With firsthand experience of reproductive health issues, she became a certified doula and joined the fertility startup, Maven Clinic, for two years, leading their business development.

While at Maven Clinic, Acosta was able to help address, first-hand, the maternal health crisis. When compared to other developed nations, the U.S. has the worst maternal mortality rates. According to the CDC, maternal mortality in the U.S. is at a 20-year high. Nutritional deficiencies and inadequate prenatal care are two primary drivers of poor maternal and fetal outcomes.

Not only is the maternal mortality rate increasing, but it’s directly affecting minority women. In 2020, the maternal mortality rate for Black women was almost three times the rate for non-Hispanic White women.

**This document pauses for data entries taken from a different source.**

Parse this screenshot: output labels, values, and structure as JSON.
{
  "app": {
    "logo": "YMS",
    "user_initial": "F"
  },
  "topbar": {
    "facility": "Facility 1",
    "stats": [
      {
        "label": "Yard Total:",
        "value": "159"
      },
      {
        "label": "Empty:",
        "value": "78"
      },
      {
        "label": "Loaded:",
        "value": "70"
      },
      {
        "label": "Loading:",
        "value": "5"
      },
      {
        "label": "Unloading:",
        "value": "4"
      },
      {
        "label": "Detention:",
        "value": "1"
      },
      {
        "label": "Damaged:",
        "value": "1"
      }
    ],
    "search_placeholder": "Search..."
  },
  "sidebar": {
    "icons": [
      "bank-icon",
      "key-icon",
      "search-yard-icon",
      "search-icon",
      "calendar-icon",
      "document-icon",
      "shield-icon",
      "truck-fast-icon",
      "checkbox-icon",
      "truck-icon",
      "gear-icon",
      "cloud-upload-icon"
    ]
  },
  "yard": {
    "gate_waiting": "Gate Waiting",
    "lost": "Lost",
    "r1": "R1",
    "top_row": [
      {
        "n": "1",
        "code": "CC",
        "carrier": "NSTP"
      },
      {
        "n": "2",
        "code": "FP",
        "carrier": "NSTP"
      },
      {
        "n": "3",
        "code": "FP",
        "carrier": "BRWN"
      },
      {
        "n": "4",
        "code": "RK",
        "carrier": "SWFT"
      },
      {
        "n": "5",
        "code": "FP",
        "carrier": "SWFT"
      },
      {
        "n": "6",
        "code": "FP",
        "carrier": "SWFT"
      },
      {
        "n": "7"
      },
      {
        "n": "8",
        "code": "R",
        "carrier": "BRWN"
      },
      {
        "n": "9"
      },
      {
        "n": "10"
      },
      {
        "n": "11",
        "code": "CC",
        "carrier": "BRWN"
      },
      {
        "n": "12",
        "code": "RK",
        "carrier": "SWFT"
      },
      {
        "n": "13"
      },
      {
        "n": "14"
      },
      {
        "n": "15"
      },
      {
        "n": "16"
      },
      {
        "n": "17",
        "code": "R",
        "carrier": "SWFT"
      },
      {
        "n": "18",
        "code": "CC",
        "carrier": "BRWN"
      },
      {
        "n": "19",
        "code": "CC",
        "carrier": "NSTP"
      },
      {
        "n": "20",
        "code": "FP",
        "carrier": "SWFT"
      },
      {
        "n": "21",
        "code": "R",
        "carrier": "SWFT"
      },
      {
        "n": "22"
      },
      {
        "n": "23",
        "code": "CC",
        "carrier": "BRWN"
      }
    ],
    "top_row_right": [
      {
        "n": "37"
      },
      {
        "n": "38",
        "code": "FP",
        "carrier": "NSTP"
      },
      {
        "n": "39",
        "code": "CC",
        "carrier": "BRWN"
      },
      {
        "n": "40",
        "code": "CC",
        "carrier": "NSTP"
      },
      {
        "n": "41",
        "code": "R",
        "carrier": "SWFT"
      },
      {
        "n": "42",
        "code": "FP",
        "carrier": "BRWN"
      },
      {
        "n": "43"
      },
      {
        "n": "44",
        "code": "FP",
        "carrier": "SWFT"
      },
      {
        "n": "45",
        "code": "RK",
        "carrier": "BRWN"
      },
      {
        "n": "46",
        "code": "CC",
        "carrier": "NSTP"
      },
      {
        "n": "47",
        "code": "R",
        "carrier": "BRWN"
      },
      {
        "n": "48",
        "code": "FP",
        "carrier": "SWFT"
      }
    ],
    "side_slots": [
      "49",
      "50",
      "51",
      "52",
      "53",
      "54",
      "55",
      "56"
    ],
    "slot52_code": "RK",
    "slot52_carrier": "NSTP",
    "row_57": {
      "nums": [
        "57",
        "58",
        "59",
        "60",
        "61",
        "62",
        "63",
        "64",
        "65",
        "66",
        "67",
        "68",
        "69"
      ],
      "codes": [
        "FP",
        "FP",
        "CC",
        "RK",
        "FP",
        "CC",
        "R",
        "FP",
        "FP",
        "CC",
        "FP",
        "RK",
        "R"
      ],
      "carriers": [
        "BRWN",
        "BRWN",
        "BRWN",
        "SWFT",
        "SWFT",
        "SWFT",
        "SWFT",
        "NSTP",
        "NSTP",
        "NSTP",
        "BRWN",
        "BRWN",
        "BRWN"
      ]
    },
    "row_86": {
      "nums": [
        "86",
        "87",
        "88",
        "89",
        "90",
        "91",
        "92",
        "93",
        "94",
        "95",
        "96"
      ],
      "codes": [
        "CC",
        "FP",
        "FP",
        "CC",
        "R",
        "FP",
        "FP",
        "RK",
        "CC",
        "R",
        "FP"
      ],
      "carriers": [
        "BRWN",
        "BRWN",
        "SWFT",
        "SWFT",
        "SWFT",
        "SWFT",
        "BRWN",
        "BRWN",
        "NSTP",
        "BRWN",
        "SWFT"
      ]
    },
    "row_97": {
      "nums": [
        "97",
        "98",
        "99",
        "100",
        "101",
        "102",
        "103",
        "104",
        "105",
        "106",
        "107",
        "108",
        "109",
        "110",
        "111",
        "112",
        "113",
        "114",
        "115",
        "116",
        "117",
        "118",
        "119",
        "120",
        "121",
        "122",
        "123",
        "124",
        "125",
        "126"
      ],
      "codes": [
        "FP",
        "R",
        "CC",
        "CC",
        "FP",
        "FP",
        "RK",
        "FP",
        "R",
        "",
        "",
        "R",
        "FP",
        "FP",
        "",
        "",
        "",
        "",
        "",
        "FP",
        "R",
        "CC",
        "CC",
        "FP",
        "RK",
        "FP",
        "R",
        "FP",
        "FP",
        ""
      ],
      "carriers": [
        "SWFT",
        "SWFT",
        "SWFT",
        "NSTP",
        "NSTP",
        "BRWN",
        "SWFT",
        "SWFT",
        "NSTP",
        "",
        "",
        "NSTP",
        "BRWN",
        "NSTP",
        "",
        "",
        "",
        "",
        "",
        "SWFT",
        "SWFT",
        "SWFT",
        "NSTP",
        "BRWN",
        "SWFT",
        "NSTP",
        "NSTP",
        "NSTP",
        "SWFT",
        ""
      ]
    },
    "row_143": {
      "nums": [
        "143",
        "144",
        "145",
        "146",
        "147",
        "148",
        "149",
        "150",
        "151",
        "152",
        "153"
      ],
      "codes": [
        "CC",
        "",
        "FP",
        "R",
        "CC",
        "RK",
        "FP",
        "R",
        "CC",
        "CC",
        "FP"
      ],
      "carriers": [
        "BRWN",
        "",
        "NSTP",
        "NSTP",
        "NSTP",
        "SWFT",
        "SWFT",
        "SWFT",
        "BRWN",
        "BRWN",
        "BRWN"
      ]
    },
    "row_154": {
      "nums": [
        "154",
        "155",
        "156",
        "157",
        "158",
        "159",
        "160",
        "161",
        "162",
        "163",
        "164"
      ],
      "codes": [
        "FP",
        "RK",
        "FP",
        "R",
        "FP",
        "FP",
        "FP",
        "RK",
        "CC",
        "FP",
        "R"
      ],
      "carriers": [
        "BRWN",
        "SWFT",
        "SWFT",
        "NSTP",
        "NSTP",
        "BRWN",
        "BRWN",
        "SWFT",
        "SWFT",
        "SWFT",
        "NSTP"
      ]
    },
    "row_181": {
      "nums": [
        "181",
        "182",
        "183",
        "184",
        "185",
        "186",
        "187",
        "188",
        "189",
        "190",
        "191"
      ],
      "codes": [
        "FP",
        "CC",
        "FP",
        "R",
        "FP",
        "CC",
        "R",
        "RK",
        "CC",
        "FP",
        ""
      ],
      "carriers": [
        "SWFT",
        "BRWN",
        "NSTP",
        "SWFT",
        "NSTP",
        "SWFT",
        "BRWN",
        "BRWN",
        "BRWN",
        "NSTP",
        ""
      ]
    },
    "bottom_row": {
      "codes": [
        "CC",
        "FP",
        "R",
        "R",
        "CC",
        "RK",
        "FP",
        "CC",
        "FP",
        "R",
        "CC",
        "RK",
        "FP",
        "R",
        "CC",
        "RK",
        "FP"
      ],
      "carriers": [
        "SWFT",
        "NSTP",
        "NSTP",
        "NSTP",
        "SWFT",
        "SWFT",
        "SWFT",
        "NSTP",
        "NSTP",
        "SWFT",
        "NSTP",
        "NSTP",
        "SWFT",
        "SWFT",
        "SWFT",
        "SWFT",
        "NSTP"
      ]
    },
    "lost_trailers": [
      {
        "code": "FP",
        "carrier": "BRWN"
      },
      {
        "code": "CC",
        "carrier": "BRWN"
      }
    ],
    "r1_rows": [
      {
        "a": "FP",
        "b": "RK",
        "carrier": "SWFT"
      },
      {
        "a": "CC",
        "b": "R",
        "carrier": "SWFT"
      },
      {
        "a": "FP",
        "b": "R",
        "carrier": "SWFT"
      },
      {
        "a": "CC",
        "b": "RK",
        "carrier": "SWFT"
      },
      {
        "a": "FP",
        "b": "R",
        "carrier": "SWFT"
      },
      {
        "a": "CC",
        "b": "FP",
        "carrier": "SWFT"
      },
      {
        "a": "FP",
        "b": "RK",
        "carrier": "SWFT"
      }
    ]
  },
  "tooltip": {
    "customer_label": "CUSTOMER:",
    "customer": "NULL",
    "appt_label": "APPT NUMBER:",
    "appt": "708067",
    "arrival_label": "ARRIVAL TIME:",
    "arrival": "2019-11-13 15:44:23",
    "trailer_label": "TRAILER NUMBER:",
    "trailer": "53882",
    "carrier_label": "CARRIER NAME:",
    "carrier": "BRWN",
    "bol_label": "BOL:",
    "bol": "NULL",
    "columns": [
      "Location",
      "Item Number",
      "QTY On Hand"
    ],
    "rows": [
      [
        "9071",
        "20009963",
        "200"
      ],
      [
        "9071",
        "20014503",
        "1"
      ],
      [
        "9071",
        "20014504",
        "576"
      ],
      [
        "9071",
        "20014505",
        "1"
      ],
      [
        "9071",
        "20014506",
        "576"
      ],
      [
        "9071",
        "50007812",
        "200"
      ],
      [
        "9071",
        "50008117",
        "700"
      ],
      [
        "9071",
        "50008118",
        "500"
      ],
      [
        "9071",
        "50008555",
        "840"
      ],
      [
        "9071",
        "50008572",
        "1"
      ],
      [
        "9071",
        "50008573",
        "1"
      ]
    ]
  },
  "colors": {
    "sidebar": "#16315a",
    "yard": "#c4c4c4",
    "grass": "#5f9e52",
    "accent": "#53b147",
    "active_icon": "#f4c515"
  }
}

Additionally, the increase in the maternal mortality rate for Black and Hispanic women between 2019 and 2020 was statistically significant while the increase in deaths in non-Hispanic White women was not.

Source: US News

The Solution

Acosta gained valuable experience at Maven Clinic that would later help her build Noula. She wanted to address the root of the problem and create solutions for the systemic barriers women face in their reproductive health journeys.

“Most people shared frustration, where they felt dismissed and ignored in their health care journey, regardless of location, socioeconomic status, or racial background,” said Acosta. “It was a common problem: we felt this kind of sense of medical gaslighting or a sense of being completely ignored, leaving us to fill in the pieces ourselves.”

Acosta’s experiences, both in her personal and professional lives, set her up to succeed as an advocate and problem-solver for the disparities in women’s health education and access. “I wanted to learn as much as possible and contribute as much as I could,” Acosta stated, “so I could really build the foundational skills to build a scalable, impactful business that truly would reshape the lives of so many women and birthing parents.”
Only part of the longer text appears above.